Thank you all for your posts. I stopped adding salt. I have been keeping my ph right at 7, checking weekly. My friend has a few large angels and has always used salt with them, so I tried it. I change about 20% of the water weekly and changed about half my filter media the other day, and added a polishing pad. 

It's strange that I keep having trouble with angels. I had four in this tank up until a couple years ago for 4 years. I never had any trouble. All the other fish in this tank are healthy. My Platys have babies all the time. My amonia level is very low, almost doesn't register a color at all with my test kit. My nitrates are at 0 according to my test kit as well. 

I have been using ferts for my plants. Anyone think that could be killing them?


----------



## beaslbob (May 29, 2009)

is the tank planted?

How are you maintaing pH at 7.0?


FWIW I had 3 anglefish in a planted 15g hex for 4 years. With no additions other than food. So I would suggest you try planted techniques. Could be the new angels are being stressed from mini cycles.

my .02

woopsies just reread your first post and it is planted.

I would try more plants especially fast growers like anacharis.

and suspend all feedings for a week after adding a new fish.
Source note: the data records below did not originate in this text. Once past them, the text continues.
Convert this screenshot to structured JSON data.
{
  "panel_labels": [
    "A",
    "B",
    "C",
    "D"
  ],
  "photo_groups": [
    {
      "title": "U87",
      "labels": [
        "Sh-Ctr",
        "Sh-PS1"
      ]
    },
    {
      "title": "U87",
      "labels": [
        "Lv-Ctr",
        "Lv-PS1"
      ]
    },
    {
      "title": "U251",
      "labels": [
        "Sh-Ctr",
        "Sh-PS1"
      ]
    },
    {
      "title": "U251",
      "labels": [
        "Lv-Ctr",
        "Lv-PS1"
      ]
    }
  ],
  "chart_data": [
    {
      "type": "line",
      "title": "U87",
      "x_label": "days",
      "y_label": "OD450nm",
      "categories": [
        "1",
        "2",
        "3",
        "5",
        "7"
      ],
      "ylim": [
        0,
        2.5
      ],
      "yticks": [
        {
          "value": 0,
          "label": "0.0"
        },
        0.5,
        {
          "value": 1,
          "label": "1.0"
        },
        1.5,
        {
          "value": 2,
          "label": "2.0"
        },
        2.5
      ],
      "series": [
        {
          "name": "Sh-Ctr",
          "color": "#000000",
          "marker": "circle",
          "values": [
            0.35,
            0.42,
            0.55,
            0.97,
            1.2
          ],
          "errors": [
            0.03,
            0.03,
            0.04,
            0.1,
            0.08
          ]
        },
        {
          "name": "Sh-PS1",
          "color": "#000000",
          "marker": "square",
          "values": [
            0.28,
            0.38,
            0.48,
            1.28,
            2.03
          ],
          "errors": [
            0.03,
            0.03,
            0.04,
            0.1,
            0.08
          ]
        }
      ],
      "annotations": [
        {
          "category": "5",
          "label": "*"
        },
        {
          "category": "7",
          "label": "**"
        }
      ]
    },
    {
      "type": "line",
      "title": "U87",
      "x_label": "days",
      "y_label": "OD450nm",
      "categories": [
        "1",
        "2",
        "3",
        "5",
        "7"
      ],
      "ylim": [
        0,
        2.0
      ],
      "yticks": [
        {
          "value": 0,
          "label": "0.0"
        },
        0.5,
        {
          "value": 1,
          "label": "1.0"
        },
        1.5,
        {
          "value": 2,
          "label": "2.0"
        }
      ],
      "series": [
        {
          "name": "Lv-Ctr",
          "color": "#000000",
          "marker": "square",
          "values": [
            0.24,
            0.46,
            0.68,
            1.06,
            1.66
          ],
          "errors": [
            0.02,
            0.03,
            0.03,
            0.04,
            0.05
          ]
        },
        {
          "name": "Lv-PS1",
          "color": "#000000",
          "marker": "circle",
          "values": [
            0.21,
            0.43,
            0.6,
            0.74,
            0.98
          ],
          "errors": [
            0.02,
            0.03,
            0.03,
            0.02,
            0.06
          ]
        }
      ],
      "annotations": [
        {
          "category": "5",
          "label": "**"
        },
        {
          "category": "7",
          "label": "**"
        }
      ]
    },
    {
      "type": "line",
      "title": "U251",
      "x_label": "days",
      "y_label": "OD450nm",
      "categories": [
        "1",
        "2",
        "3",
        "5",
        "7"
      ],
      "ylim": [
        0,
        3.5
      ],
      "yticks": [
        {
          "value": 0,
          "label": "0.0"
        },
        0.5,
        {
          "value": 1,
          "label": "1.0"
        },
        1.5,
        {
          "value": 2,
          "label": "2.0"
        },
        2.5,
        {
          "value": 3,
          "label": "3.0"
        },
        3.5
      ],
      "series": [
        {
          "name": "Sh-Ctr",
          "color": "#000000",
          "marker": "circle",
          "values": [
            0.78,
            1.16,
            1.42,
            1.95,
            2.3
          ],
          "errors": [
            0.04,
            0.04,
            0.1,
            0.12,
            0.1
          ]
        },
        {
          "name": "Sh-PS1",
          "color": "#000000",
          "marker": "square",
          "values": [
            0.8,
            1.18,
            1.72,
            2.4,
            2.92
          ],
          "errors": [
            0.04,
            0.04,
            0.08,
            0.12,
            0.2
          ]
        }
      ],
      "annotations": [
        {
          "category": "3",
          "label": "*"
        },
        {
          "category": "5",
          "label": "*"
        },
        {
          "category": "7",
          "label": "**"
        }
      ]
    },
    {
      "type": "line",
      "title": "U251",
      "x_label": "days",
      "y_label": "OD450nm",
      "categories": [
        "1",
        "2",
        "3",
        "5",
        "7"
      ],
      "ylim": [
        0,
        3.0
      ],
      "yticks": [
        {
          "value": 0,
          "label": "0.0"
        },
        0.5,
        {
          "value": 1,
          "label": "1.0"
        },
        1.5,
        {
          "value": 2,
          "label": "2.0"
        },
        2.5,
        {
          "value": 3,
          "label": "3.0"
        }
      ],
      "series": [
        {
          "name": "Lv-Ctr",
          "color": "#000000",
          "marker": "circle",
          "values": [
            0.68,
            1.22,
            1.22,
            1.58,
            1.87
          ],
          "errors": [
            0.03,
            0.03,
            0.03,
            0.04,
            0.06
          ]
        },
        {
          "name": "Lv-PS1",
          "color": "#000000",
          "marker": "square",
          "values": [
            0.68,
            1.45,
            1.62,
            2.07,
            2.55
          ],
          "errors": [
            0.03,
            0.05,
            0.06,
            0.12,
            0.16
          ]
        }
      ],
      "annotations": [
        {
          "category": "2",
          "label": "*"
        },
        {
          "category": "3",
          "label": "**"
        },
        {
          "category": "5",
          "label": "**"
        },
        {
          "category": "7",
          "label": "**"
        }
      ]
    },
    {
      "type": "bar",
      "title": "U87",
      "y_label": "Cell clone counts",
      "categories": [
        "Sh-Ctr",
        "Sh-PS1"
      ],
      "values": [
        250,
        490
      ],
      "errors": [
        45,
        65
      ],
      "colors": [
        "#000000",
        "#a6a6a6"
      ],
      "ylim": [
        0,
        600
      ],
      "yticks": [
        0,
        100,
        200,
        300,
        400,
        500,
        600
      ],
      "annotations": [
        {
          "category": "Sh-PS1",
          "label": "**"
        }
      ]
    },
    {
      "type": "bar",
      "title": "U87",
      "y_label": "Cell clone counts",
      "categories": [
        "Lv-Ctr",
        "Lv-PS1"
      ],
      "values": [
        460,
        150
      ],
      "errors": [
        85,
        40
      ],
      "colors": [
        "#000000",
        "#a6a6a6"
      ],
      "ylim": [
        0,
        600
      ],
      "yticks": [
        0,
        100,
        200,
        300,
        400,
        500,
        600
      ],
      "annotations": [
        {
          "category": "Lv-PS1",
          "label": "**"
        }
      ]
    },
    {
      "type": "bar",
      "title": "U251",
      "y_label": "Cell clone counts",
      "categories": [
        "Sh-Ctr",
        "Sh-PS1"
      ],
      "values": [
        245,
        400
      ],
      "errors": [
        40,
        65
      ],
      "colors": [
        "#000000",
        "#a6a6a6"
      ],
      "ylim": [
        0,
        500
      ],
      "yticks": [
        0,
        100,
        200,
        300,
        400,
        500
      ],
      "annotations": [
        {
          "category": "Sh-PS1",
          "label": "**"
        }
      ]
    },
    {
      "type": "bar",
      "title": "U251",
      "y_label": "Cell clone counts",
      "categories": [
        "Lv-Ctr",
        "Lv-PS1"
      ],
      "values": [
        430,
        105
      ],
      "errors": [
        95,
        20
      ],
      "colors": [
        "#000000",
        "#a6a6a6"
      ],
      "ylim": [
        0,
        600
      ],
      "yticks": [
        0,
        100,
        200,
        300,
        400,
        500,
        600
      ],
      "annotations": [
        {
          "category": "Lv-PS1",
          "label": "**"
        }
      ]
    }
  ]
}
and stop all pH adjustments as well.

my .0004 (.02x.02 LOL)


----------



## debi0221 (Nov 26, 2011)

I have a planted Angelfish tank & never have used salt or fertilizer for the plants & the plants do fine. Try & stop using the fertilizer & see if that helps

55 gal planted
3 small angels, 1 large kissing gourami, 6 corys, 2 turquoise rainbows, 1 millenium rainbow


----------